На эстраду уже поднимался следующий поэт - Игорь Водогреев, уроженец Донбасса. Обитал он в Москве, где-то работал и являлся участником множества литературных сборищ. Одевался он небогато, но, в отличие от Булганова, без претензий на гениальность, то есть его серый костюмчик был чист и отглажен, как и вопиюще провинциальная сорочка в цветочек. В начале своей столичной карьеры Водогреев носил даже розовый галстук, но затем от него отказался: кто-то сказал ему, что среди своих литературных товарищей, одетых как бог на душу положит, он удивительно напоминает комсомольского секретаря. Дав такую слабину, Водогреев поступил вразрез со следующим мудрым высказыванием Унамуно: "...Берегись соблазна беспокоиться о том, что представляешь ты собой во мнении людей. Думай лишь о том, что ты представляешь собою перед лицом Бога..." (20). Впрочем, строго судить за это Водогреева нельзя, ибо о существовании Унамуно он даже не слышал. Водогреев был высок, полнотой не отличался, но назвать его стройным не поворачивался язык: его фигура, то ли от природы, то ли из-за неудачного покроя серого костюмчика, в плечах и в бедрах имела одинаковую ширину, а двигался он как-то деревянно, словно дуболом из сказки об Урфине Джюсе. Писал он (и читал с эстрады) исключительно трехстишия, пятистишия и семистишия без рифмы и размера - раньше это назвали бы обрывками прозы, теперь называют краткими верлибрами.

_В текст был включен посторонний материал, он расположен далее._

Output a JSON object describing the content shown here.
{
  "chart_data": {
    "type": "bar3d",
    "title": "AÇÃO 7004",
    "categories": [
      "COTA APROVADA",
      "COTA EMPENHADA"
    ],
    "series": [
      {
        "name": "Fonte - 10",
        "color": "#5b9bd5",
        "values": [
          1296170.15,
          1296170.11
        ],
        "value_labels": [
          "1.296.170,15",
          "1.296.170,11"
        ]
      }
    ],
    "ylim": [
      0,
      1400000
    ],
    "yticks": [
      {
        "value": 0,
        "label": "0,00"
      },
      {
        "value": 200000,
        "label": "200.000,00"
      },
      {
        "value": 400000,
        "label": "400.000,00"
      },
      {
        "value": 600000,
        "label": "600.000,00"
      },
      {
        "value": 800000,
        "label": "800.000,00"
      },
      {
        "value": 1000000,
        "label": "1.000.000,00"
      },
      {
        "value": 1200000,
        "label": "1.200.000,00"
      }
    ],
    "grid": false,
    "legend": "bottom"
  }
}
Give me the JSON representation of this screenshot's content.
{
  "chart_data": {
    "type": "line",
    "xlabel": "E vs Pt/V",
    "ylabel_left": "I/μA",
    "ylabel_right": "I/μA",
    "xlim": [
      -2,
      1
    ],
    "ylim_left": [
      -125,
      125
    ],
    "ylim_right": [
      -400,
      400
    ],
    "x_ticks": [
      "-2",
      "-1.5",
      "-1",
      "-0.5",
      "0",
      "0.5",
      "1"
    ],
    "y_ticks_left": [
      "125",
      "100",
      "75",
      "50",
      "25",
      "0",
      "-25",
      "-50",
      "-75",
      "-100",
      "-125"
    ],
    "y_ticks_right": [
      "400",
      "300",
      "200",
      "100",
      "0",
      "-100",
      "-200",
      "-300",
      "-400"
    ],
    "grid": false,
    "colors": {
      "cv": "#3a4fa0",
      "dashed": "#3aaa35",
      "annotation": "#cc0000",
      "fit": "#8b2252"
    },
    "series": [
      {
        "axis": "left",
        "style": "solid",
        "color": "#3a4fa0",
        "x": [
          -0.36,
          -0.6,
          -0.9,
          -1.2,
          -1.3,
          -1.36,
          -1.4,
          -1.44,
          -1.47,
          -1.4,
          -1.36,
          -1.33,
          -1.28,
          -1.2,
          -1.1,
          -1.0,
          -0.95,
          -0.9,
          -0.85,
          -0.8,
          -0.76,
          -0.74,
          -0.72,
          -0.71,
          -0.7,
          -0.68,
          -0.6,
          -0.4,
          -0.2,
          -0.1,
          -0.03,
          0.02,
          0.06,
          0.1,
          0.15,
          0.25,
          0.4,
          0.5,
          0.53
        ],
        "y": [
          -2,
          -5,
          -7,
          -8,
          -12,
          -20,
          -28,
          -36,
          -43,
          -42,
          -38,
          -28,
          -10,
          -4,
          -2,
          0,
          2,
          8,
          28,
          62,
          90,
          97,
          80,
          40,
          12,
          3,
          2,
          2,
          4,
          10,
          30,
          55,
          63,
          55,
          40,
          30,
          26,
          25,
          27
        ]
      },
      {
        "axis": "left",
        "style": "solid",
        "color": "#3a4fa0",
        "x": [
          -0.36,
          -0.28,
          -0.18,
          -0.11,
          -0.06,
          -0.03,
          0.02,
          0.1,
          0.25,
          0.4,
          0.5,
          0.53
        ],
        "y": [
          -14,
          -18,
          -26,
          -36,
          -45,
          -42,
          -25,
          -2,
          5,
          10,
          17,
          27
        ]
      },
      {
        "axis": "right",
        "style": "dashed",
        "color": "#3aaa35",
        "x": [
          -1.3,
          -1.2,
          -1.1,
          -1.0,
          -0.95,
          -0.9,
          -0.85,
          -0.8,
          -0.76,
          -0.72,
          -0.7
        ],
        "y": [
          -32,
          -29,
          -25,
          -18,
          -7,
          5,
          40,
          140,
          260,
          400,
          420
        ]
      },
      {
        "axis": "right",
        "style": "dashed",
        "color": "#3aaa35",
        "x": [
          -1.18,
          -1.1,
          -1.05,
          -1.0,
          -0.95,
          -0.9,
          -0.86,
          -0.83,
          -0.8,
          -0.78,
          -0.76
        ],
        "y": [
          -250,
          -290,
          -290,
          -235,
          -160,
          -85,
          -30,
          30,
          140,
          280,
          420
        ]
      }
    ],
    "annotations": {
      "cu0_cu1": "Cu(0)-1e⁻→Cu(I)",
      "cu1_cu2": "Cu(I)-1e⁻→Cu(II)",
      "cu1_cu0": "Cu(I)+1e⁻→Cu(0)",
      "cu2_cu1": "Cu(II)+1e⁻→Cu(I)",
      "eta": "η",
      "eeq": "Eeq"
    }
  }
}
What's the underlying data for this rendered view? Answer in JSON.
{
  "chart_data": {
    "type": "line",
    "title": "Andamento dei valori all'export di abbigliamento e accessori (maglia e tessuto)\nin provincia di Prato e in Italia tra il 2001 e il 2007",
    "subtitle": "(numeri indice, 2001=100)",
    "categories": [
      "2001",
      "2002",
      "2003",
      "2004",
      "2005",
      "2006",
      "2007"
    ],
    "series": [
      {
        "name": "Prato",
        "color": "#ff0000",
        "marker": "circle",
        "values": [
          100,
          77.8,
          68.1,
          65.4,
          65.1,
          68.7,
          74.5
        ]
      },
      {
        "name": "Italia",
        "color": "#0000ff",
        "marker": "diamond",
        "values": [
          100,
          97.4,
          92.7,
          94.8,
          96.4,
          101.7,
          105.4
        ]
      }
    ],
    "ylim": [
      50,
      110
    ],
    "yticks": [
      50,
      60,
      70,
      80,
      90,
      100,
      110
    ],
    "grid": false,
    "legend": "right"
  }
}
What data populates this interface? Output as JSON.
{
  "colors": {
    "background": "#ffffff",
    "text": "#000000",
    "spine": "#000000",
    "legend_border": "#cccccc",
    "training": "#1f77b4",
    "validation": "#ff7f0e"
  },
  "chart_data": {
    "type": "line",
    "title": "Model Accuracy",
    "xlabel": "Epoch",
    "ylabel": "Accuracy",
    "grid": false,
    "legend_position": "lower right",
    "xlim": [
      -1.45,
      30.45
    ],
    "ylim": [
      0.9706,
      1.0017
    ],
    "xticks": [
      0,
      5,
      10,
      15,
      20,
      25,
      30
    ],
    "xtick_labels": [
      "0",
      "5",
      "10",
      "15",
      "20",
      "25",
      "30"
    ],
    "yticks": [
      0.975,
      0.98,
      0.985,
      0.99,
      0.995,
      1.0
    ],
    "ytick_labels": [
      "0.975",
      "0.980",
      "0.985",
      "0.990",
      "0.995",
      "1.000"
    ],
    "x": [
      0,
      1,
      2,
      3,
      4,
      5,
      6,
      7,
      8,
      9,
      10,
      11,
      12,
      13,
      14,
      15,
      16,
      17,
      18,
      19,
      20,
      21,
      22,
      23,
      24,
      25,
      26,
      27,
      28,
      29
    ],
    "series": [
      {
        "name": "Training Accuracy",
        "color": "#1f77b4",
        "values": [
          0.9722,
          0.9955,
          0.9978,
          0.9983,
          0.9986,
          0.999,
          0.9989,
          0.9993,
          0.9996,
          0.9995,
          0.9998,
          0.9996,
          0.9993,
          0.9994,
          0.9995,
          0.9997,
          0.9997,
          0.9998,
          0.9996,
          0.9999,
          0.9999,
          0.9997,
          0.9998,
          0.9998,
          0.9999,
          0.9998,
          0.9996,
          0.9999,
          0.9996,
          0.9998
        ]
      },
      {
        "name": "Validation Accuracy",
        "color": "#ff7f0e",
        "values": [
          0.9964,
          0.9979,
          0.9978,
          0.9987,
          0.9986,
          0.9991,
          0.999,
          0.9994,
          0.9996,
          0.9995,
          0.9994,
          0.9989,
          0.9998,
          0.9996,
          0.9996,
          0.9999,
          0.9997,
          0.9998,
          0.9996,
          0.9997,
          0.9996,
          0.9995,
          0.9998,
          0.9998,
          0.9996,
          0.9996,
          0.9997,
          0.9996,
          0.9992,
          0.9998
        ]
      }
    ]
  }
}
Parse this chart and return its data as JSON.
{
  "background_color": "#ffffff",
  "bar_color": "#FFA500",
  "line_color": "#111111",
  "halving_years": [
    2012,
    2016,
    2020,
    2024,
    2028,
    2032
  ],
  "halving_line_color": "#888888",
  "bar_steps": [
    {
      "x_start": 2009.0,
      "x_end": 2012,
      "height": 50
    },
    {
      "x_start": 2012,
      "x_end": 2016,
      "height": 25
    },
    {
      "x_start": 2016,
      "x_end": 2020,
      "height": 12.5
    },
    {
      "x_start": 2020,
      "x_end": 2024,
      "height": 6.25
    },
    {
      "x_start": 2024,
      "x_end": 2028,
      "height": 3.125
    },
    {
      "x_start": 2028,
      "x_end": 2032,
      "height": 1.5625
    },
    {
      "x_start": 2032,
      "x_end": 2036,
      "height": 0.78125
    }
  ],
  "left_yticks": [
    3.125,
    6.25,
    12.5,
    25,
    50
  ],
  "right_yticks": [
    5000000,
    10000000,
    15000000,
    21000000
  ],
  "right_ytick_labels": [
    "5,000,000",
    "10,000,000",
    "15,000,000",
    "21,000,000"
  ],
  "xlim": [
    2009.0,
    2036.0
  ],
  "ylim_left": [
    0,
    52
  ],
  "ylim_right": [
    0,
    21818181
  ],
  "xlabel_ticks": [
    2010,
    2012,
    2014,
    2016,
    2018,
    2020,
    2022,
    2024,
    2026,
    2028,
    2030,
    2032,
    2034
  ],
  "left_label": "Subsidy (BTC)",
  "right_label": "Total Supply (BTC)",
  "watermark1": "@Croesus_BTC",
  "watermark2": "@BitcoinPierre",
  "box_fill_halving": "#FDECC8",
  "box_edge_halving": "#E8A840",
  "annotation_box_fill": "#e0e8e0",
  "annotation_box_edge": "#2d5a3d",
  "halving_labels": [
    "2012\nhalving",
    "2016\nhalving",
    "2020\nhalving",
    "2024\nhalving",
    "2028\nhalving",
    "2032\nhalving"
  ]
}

Когда Жизнев слушал Водогреева и прочих любителей экономить силы с помощью верлибра, ему всегда вспоминалась эпиграмма Пушкина на Жуковского - последнему тоже случалось практиковать верлибр в своих сочинениях о средневековье, рыцарях и рыцарских замках:
Послушай, дедушка, мне каждый раз,
Когда взгляну на этот замок Ретлер,
Приходит в мысль: что, если это проза,
Да и дурная?..
Впрочем, сравнение Водогреева с кристально ясным Жуковским не вполне корректно, так как понять, что вдохновляло Водогреева, когда он сочинял свои верлибры, было решительно невозможно. Более того, обычно никто не мог понять, что он вообще имеет в виду. Читал он, однако, с явным удовлетворением, с таинственной полуулыбкой Джоконды на удлиненном румяном лице. Эта полуулыбка сбивала с толку тех буйных слушателей, которые всегда готовы составить помеху чтецу: им казалось, будто Водогреев знает нечто такое, о чем они и не подозревают, и потому, дабы не прослыть глупцами, надо его не освистывать, а, наоборот, восторгаться его стихами. Впрочем, в общении Водогреев был прост, фанаберией не отличался и к Жизневу относился с большим почтением. Как и все поэты-устроители, он питал склонность к пьянству, причем считал нужным на каждом концерте напиваться до потери сознания. В таком состоянии он не скандалил и никому не дерзил, однако все же доставлял окружающим немало неудобств, так как полностью терял подвижность и становился похож на дуболома, каким-то хитрым способом выведенного из строя. Обычно менее пьяные члены компании уносили его в подсобку, дабы он там малость очухался, либо, если Водогреев терял сознание ближе к концу вечера, за руки - за ноги вытаскивали его на улицу.
24
Забегая вперед, скажем, что в описываемый вечер Водогреев покинул литературное кафе как раз этим последним способом. Поэты и публика уже не обращали внимания на регулярные выносы тела, а работники кафе провожали Водогреева злобными взглядами: они давно поняли, что спиртное Водогреев приносит с собой, но никак не могли его на этом поймать. Забегая вперед еще дальше, скажем, что уже в начале девяностых Водогреев исчез с московского литературного горизонта: возможно, трезво оценив свое творчество и уйдя в семейную жизнь, а возможно, пав жертвой своих богемных привычек, которые не представляли особой опасности в восьмидесятые, но могли погубить в девяностые, когда пьяных стали убивать за сотню целковых и даже просто ради забавы.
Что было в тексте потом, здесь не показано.